In the 1970s, Salt developed an interest in cutting horses, becoming a breeder, rider, and supporter of the breed and associated equine activities in California and across America. In 1971, Salt's quarter horse "Joe Duhan", ridden by Matlock Rose ranked fifth in the Open Horse category of that year's National Cutting Horse Association World Championship. Salt's horse "Joy Joe", ridden by NCHA Hall of Fame rider Leon Harrel was the 1974 winner of the National Cutting Horse Futurity.

Salt allowed various NCHA Championship competitions to be held on his 350-acre "H. Salt Esquire Ranch" in Sonoma, California. The ranch featured an indoor, full-size horse show arena. In 1974, a Pacific Coast Cutting Horse Association competition saw 20 of "the nation's top horses and riders" compete for a total of $20,000 in prize money.

=== Land developer ===

In 1975, Salt was president of Mirasol Corporation and a partner in Salt-Ballard Properties. Both businesses were involved in land development in San Rafael, California, and Mazatlan, Mexico.

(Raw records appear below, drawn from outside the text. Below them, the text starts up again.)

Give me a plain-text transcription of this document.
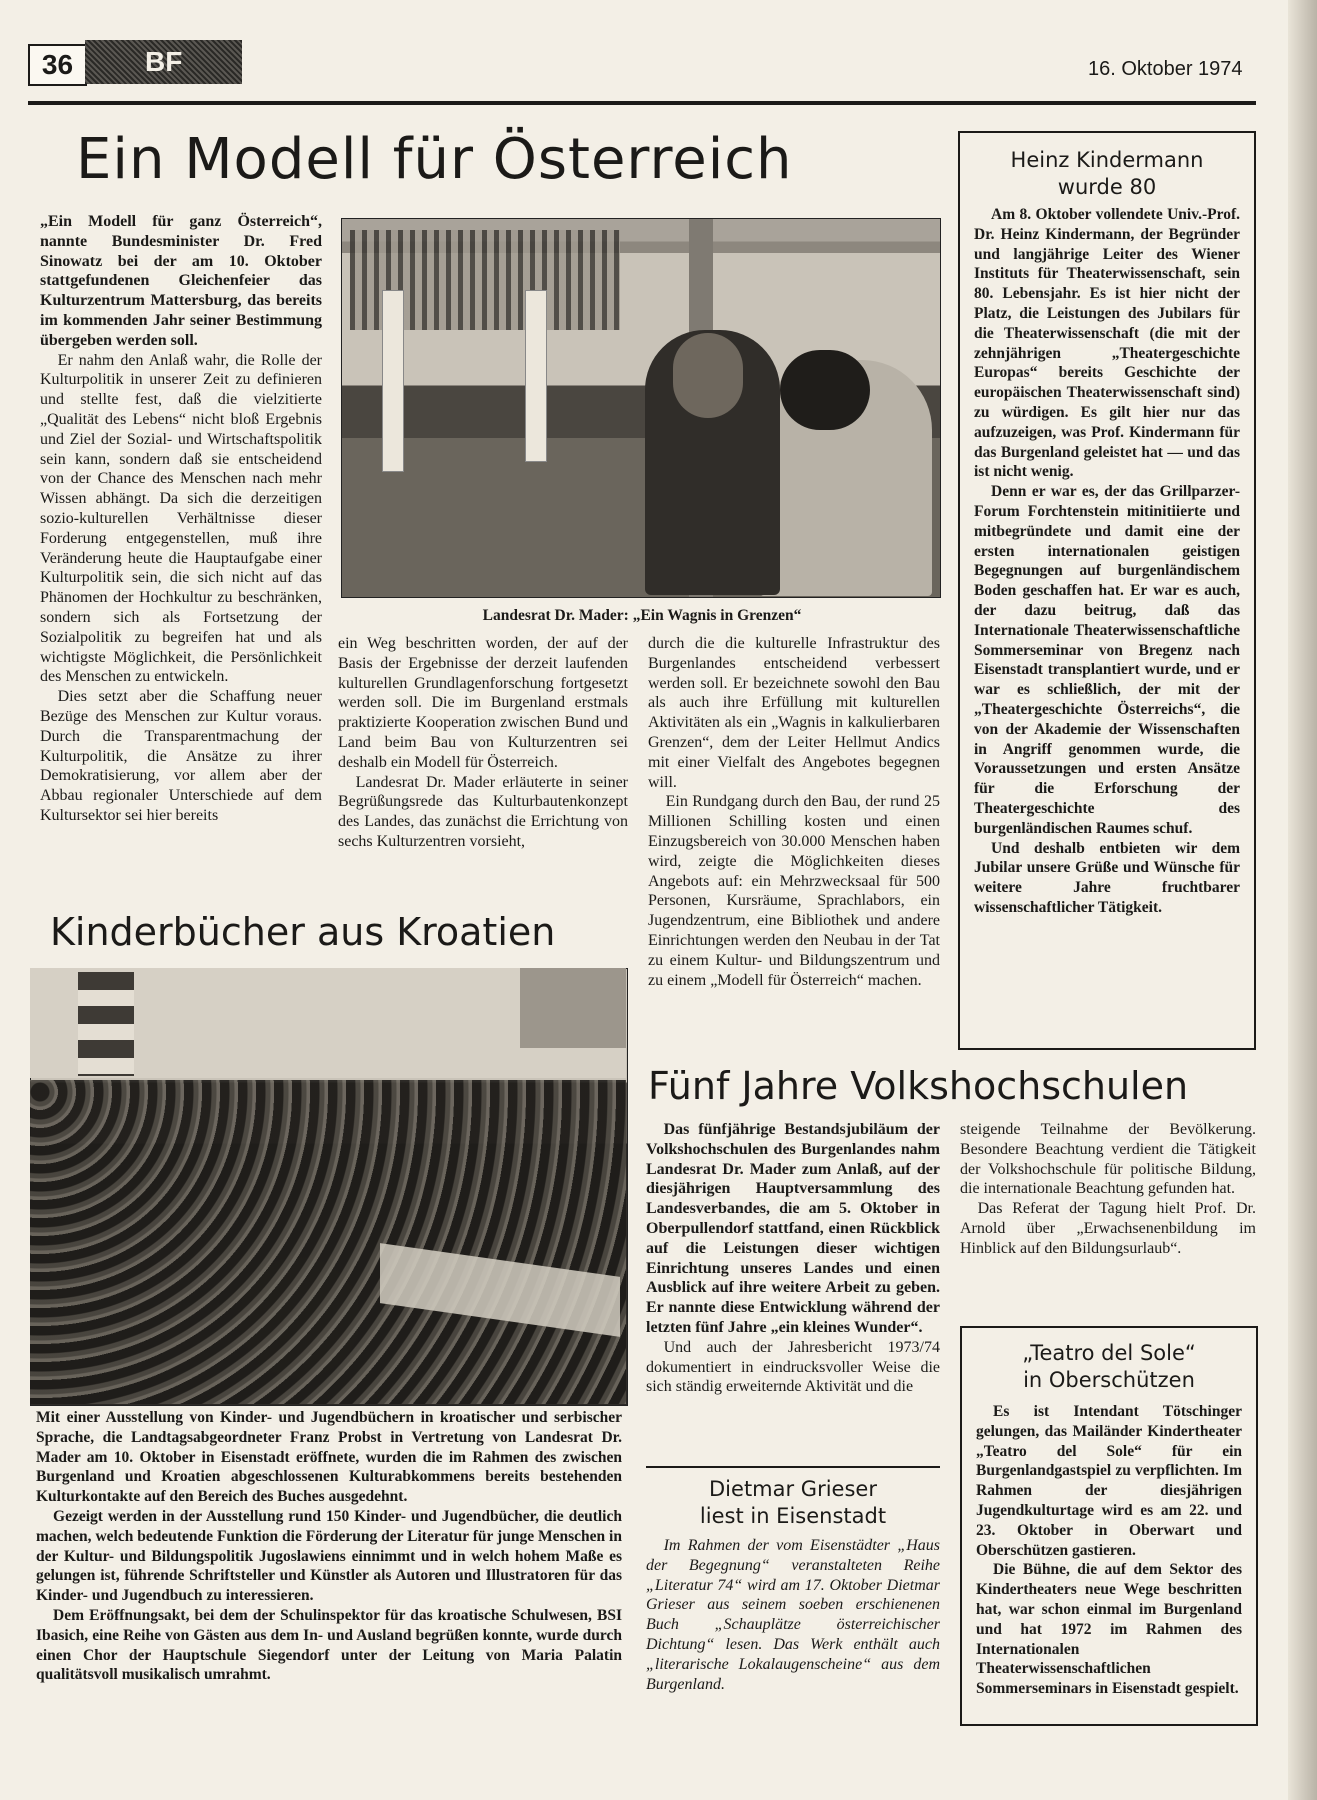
36	BF	16. Oktober 1974
Ein Modell für Österreich

„Ein Modell für ganz Österreich“, nannte Bundesminister Dr. Fred Sinowatz bei der am 10. Oktober stattgefundenen Gleichenfeier das Kulturzentrum Mattersburg, das bereits im kommenden Jahr seiner Bestimmung übergeben werden soll.

Er nahm den Anlaß wahr, die Rolle der Kulturpolitik in unserer Zeit zu definieren und stellte fest, daß die vielzitierte „Qualität des Lebens“ nicht bloß Ergebnis und Ziel der Sozial- und Wirtschaftspolitik sein kann, sondern daß sie entscheidend von der Chance des Menschen nach mehr Wissen abhängt. Da sich die derzeitigen sozio-kulturellen Verhältnisse dieser Forderung entgegenstellen, muß ihre Veränderung heute die Hauptaufgabe einer Kulturpolitik sein, die sich nicht auf das Phänomen der Hochkultur zu beschränken, sondern sich als Fortsetzung der Sozialpolitik zu begreifen hat und als wichtigste Möglichkeit, die Persönlichkeit des Menschen zu entwickeln.

Dies setzt aber die Schaffung neuer Bezüge des Menschen zur Kultur voraus. Durch die Transparentmachung der Kulturpolitik, die Ansätze zu ihrer Demokratisierung, vor allem aber der Abbau regionaler Unterschiede auf dem Kultursektor sei hier bereits

Landesrat Dr. Mader: „Ein Wagnis in Grenzen“

ein Weg beschritten worden, der auf der Basis der Ergebnisse der derzeit laufenden kulturellen Grundlagenforschung fortgesetzt werden soll. Die im Burgenland erstmals praktizierte Kooperation zwischen Bund und Land beim Bau von Kulturzentren sei deshalb ein Modell für Österreich.

Landesrat Dr. Mader erläuterte in seiner Begrüßungsrede das Kulturbautenkonzept des Landes, das zunächst die Errichtung von sechs Kulturzentren vorsieht,

durch die die kulturelle Infrastruktur des Burgenlandes entscheidend verbessert werden soll. Er bezeichnete sowohl den Bau als auch ihre Erfüllung mit kulturellen Aktivitäten als ein „Wagnis in kalkulierbaren Grenzen“, dem der Leiter Hellmut Andics mit einer Vielfalt des Angebotes begegnen will.

Ein Rundgang durch den Bau, der rund 25 Millionen Schilling kosten und einen Einzugsbereich von 30.000 Menschen haben wird, zeigte die Möglichkeiten dieses Angebots auf: ein Mehrzwecksaal für 500 Personen, Kursräume, Sprachlabors, ein Jugendzentrum, eine Bibliothek und andere Einrichtungen werden den Neubau in der Tat zu einem Kultur- und Bildungszentrum und zu einem „Modell für Österreich“ machen.

Heinz Kindermann
wurde 80

Am 8. Oktober vollendete Univ.-Prof. Dr. Heinz Kindermann, der Begründer und langjährige Leiter des Wiener Instituts für Theaterwissenschaft, sein 80. Lebensjahr. Es ist hier nicht der Platz, die Leistungen des Jubilars für die Theaterwissenschaft (die mit der zehnjährigen „Theatergeschichte Europas“ bereits Geschichte der europäischen Theaterwissenschaft sind) zu würdigen. Es gilt hier nur das aufzuzeigen, was Prof. Kindermann für das Burgenland geleistet hat — und das ist nicht wenig.

Denn er war es, der das Grillparzer-Forum Forchtenstein mitinitiierte und mitbegründete und damit eine der ersten internationalen geistigen Begegnungen auf burgenländischem Boden geschaffen hat. Er war es auch, der dazu beitrug, daß das Internationale Theaterwissenschaftliche Sommerseminar von Bregenz nach Eisenstadt transplantiert wurde, und er war es schließlich, der mit der „Theatergeschichte Österreichs“, die von der Akademie der Wissenschaften in Angriff genommen wurde, die Voraussetzungen und ersten Ansätze für die Erforschung der Theatergeschichte des burgenländischen Raumes schuf.

Und deshalb entbieten wir dem Jubilar unsere Grüße und Wünsche für weitere Jahre fruchtbarer wissenschaftlicher Tätigkeit.

Kinderbücher aus Kroatien

Mit einer Ausstellung von Kinder- und Jugendbüchern in kroatischer und serbischer Sprache, die Landtagsabgeordneter Franz Probst in Vertretung von Landesrat Dr. Mader am 10. Oktober in Eisenstadt eröffnete, wurden die im Rahmen des zwischen Burgenland und Kroatien abgeschlossenen Kulturabkommens bereits bestehenden Kulturkontakte auf den Bereich des Buches ausgedehnt.

Gezeigt werden in der Ausstellung rund 150 Kinder- und Jugendbücher, die deutlich machen, welch bedeutende Funktion die Förderung der Literatur für junge Menschen in der Kultur- und Bildungspolitik Jugoslawiens einnimmt und in welch hohem Maße es gelungen ist, führende Schriftsteller und Künstler als Autoren und Illustratoren für das Kinder- und Jugendbuch zu interessieren.

Dem Eröffnungsakt, bei dem der Schulinspektor für das kroatische Schulwesen, BSI Ibasich, eine Reihe von Gästen aus dem In- und Ausland begrüßen konnte, wurde durch einen Chor der Hauptschule Siegendorf unter der Leitung von Maria Palatin qualitätsvoll musikalisch umrahmt.

Fünf Jahre Volkshochschulen

Das fünfjährige Bestandsjubiläum der Volkshochschulen des Burgenlandes nahm Landesrat Dr. Mader zum Anlaß, auf der diesjährigen Hauptversammlung des Landesverbandes, die am 5. Oktober in Oberpullendorf stattfand, einen Rückblick auf die Leistungen dieser wichtigen Einrichtung unseres Landes und einen Ausblick auf ihre weitere Arbeit zu geben. Er nannte diese Entwicklung während der letzten fünf Jahre „ein kleines Wunder“.

Und auch der Jahresbericht 1973/74 dokumentiert in eindrucksvoller Weise die sich ständig erweiternde Aktivität und die

steigende Teilnahme der Bevölkerung. Besondere Beachtung verdient die Tätigkeit der Volkshochschule für politische Bildung, die internationale Beachtung gefunden hat.

Das Referat der Tagung hielt Prof. Dr. Arnold über „Erwachsenenbildung im Hinblick auf den Bildungsurlaub“.

Dietmar Grieser
liest in Eisenstadt

Im Rahmen der vom Eisenstädter „Haus der Begegnung“ veranstalteten Reihe „Literatur 74“ wird am 17. Oktober Dietmar Grieser aus seinem soeben erschienenen Buch „Schauplätze österreichischer Dichtung“ lesen. Das Werk enthält auch „literarische Lokalaugenscheine“ aus dem Burgenland.

„Teatro del Sole“
in Oberschützen

Es ist Intendant Tötschinger gelungen, das Mailänder Kindertheater „Teatro del Sole“ für ein Burgenlandgastspiel zu verpflichten. Im Rahmen der diesjährigen Jugendkulturtage wird es am 22. und 23. Oktober in Oberwart und Oberschützen gastieren.

Die Bühne, die auf dem Sektor des Kindertheaters neue Wege beschritten hat, war schon einmal im Burgenland und hat 1972 im Rahmen des Internationalen Theaterwissenschaftlichen Sommerseminars in Eisenstadt gespielt.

=== Fish farming and conservation ===

Salt has had a continued interest in improving fish stocks through farming and conservation. In 1970 he said "It is difficult to order good fish in American restaurants". Salt suggested propagation practices in use at the time in Iceland would allow farming codfish "on a sustained yield basis". He also decried the practice of trawling codfish on long voyages saying the practice "impairs the flavor". Salt preferred the practice of line-caught fishing from smaller boats which allowed for faster freezing of a catch. In 1970, Salt said the fishing industry is "in deplorable condition" and was "dying". He helped establish and finance legislative lobby groups to help the industry. He created two "healthy and successful" fisheries, including Sea Fresh Fisheries, Inc. in 1978, based in Borrego Springs, California.

== Awards ==

1971 • Gold MedalCalifornia State Exposition and Fair "for excellence in product". H. Salt Esq., Fish and Chips earned the award with a 98.8% rating of "Superior".